Dziwna sprawa, przecież tęczak się nie rozmnaża w naszych rzekach a
lipienie i owszem,to pytam gdzie są lipienie i z kąd tyle ton tęczakow.
Tęczaki mają się świetnie bo mają czystą wodę i antybiotyki,a lipienie
zdechły bo w ściekach z hodowli nie będą bytować Panie .

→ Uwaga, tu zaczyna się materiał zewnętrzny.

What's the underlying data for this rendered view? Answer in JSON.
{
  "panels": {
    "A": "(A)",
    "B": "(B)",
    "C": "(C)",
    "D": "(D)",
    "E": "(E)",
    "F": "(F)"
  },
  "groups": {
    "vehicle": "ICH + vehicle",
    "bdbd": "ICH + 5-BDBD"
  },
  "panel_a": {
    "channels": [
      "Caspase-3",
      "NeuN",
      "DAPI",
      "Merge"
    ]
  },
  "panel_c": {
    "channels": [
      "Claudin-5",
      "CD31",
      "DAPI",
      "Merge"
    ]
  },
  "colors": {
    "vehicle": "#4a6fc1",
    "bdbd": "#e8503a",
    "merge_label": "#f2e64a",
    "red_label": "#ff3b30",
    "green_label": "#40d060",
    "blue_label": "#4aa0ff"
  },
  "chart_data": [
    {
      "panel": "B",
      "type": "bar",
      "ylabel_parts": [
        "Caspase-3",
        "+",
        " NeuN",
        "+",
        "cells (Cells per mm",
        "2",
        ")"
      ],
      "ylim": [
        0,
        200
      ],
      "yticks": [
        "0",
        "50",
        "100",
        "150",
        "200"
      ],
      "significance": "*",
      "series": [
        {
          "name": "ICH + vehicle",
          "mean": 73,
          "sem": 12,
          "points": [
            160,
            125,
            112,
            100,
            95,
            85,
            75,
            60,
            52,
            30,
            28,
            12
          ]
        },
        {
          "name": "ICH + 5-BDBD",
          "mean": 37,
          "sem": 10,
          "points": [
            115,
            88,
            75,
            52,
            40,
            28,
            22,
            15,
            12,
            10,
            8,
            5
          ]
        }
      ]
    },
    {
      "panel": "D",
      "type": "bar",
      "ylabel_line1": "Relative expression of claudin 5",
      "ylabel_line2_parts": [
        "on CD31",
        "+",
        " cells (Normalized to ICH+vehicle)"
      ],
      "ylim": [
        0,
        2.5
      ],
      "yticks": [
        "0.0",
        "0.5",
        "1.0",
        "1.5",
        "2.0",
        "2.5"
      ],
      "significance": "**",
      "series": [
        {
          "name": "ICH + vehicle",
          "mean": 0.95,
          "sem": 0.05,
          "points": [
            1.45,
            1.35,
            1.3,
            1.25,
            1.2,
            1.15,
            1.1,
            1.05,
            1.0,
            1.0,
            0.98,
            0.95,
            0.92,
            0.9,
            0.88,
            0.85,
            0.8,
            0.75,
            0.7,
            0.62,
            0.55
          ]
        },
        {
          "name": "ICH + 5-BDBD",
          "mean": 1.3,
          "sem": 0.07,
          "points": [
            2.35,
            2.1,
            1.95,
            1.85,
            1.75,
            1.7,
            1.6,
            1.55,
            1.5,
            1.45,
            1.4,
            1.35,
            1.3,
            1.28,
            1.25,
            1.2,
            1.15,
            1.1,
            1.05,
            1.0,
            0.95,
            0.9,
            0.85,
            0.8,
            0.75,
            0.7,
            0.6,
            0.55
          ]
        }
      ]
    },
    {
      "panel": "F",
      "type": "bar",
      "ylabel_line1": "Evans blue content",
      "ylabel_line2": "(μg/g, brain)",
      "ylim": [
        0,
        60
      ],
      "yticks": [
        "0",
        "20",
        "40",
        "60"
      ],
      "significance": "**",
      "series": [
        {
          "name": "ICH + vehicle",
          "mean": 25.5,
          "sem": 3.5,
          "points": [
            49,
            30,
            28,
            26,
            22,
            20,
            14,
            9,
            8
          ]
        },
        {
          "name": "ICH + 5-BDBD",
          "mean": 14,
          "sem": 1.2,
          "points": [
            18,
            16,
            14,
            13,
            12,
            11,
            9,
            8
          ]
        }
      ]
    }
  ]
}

Ale o czym Ty do mnie piszesz? Nie odpowiedziałeś na poprzednie
tematy, teraz wysnuwasz insynuacje, a ja nawet nie napisałem co sądzę o
zarybieniach. :D
Rzeki o stanie takim jak opisujesz powinny być dawno wykluczone z
racjonalnej gospodarki rybackiej i nie powinno się na nich prowadzić
żadnych zarybień. Niestety to nie ichtiolodzy wydają zgody na inwestycje.
W końcu królu złoty ruszyłem z miejsca i co się dowiadujemy?
Rzeki nie powinny być zarybiane brawoooo, pójdziemy łowić na hodowli w
basenie bo rozumiem że hodowlę mogą dalej prosperować.